Over the weekend, Shayna S, jrf, and I experienced various interpretations of Alice's story.  We watched Neco Z Alenky, possibly the most disturbing Alice movie we could have chosen.  The movie focuses mostly on (disturbing) images and does not feature as much conversation as the book.  The narration, even the dialogue of other characters, is all told by Alice, perhaps to reinforce that it is all inside Alice's head.  Her narration is very repetitive and childlike, while the movie is way too creepy for most children.  Of course, I do not doubt that a child could imagine extremely creepy things.

Reimaginings of Alice often do follow the "creepy" path.  Maybe the original is creepy and it's just less obvious because it's all text, but I read it when I was about nine (maybe I didn't understand it?) and generally think it functions well as a children's story.  I am writing this post as we watch the Disney version, which is similarly "innocent" to the original, but we just played some of American McGee's Alice video game, which features an older Alice, who is committed to an insane asylum, running around with a knife (and later a gun, I've been told).

I don't know exactly why people are often compelled to turn Alice into something that is not for children, but I think this can be relevant to the idea of making a "parody of a parody," since adaptations often take the story but twist it so it's even stranger.

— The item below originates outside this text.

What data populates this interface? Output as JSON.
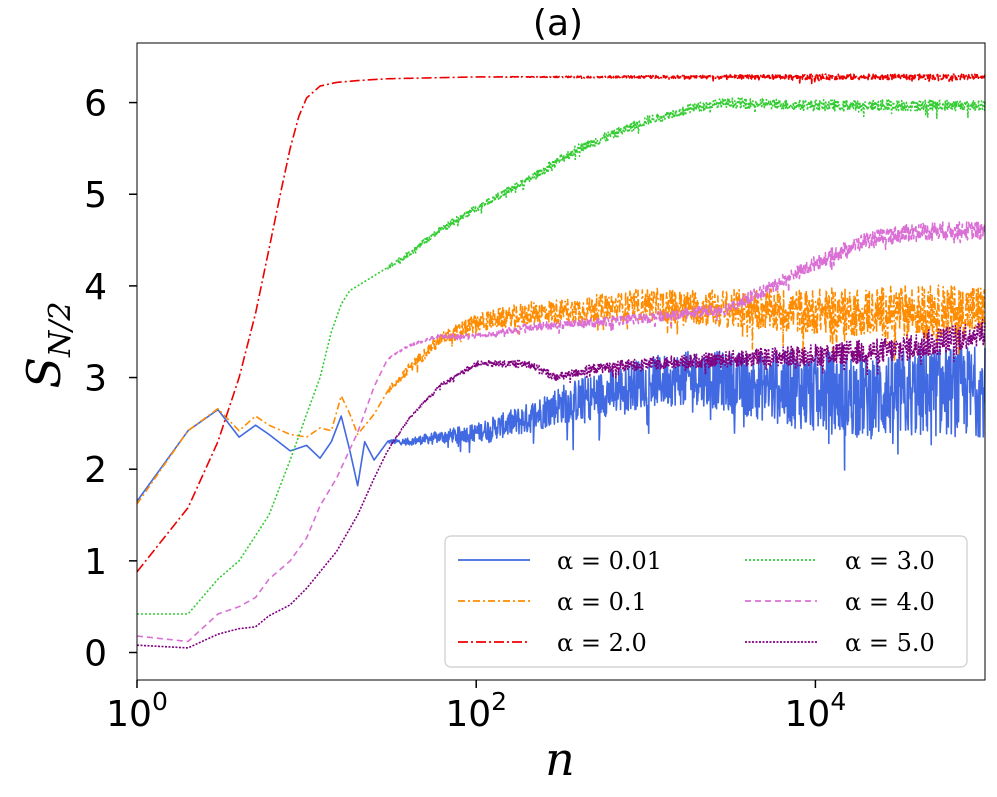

Also, White Rabbit by Jefferson Airplane is somewhat relavent, right?


TPB1988's picture

Sense out of Nonsense

I think you would like to see the movie version I saw jrf. I saw Phoebe in Wonderland and it definitely stayed with the nonsense theme in Alice. Characters from the book appear randomly in the movie and quote the book, the main character spits on people and says thing without reason or control, and sometimes people are just running in place.  At the end everyone realizes Pheobe was just sick similar to how Alice realized it was all a dream. I personally think it is a shame to try and make sense of Alice in Wonderland because it only changes what make the book so special and unique.

jrf's picture


I think it's interesting that several of the takeoffs on Alice that we've looked at (even the non-creepy ones) have moved towards what seems like a less nonsensical version of the same characters/events. Many of them make a coherent story out of what was a much more dreamlike and nonsensical sequence of events: in particular, American McGee's Alice and the new Tim Burton movie (as well as Hatter M, a graphic-novel adaptation of the Alice stories where the Hatter is a superpowered warrior who has to venture into the real world to rescue Alice) make the Red Queen into an evil totalitarian against whose rule (and evil playing-card soldiers) Alice must fight. Unlike the original books, these stories have (to varying degrees) narrative coherence, villains and heroes, and consequences that progress logically from protagonists' actions. This does seem to be the logical way to make a parody of a parody-- these adaptations do, in fact, take elements of the original Alice and twist them into something very different, by returning the characters in a nonsense story to conventional story-telling methods. I'm not sure how successful any of these attempts are, though (and at what? if parody is intended to point out the inherent absurdity in something, what does a parody of a parody accomplish?). I'm wondering too about why so many people seem "compelled to turn Alice into something that is not for children"-- does that count, too, as a form of parody by making the story more conventional?